At some stage she realised she hadn't thought about the phone call for quite a while. Not because she'd solved anything because there had never been anything to solve. It had simply returned to being what it always was: a routine voicemail from a dental clinic.
Her son was still talking. The pasta water was threatening to boil over. A dish towel had slipped onto the floor. Ordinary life had been sitting patiently in the background all afternoon, waiting for her attention.

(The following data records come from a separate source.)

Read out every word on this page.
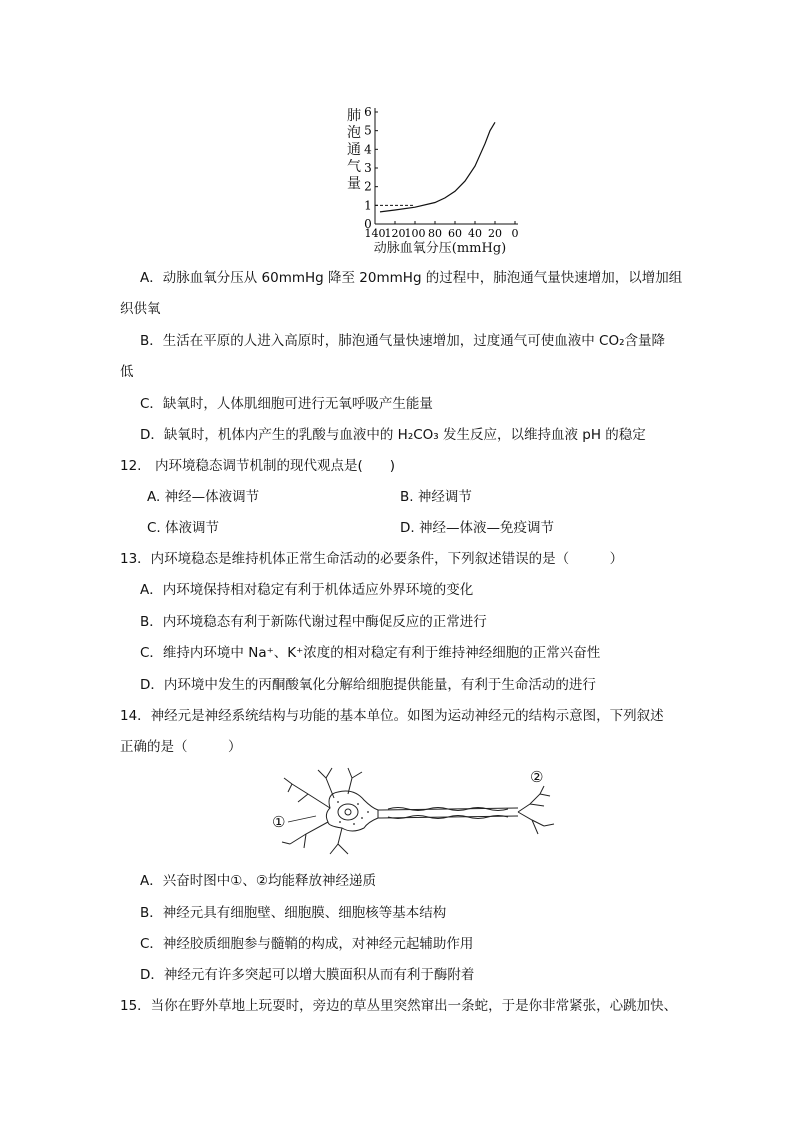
肺泡通气量
0
1
2
3
4
5
6
140 120 100 80 60 40 20 0
动脉血氧分压(mmHg)
A．动脉血氧分压从 60mmHg 降至 20mmHg 的过程中，肺泡通气量快速增加，以增加组
织供氧
B．生活在平原的人进入高原时，肺泡通气量快速增加，过度通气可使血液中 CO₂含量降
低
C．缺氧时，人体肌细胞可进行无氧呼吸产生能量
D．缺氧时，机体内产生的乳酸与血液中的 H₂CO₃ 发生反应，以维持血液 pH 的稳定
12.　内环境稳态调节机制的现代观点是(　　)
A. 神经—体液调节	B. 神经调节
C. 体液调节	D. 神经—体液—免疫调节
13．内环境稳态是维持机体正常生命活动的必要条件，下列叙述错误的是（　　　）
A．内环境保持相对稳定有利于机体适应外界环境的变化
B．内环境稳态有利于新陈代谢过程中酶促反应的正常进行
C．维持内环境中 Na⁺、K⁺浓度的相对稳定有利于维持神经细胞的正常兴奋性
D．内环境中发生的丙酮酸氧化分解给细胞提供能量，有利于生命活动的进行
14．神经元是神经系统结构与功能的基本单位。如图为运动神经元的结构示意图，下列叙述
正确的是（　　　）
①
②
A．兴奋时图中①、②均能释放神经递质
B．神经元具有细胞壁、细胞膜、细胞核等基本结构
C．神经胶质细胞参与髓鞘的构成，对神经元起辅助作用
D．神经元有许多突起可以增大膜面积从而有利于酶附着
15．当你在野外草地上玩耍时，旁边的草丛里突然窜出一条蛇，于是你非常紧张，心跳加快、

Louise looked around the kitchen and felt something settle quietly inside her. Not happiness exactly. Not relief. Something gentler than that. A sense of returning. As though some part of her had spent the afternoon scanning the horizon for danger and had finally realised there wasn't any.
The funny thing was that the world hadn't changed. The phone call hadn't changed. Even Louise hadn't changed all that much. But she had stopped living in the future long enough to notice where she actually was. And where she was, she realised as she handed her son a spoon to stir the sauce, was perfectly enough.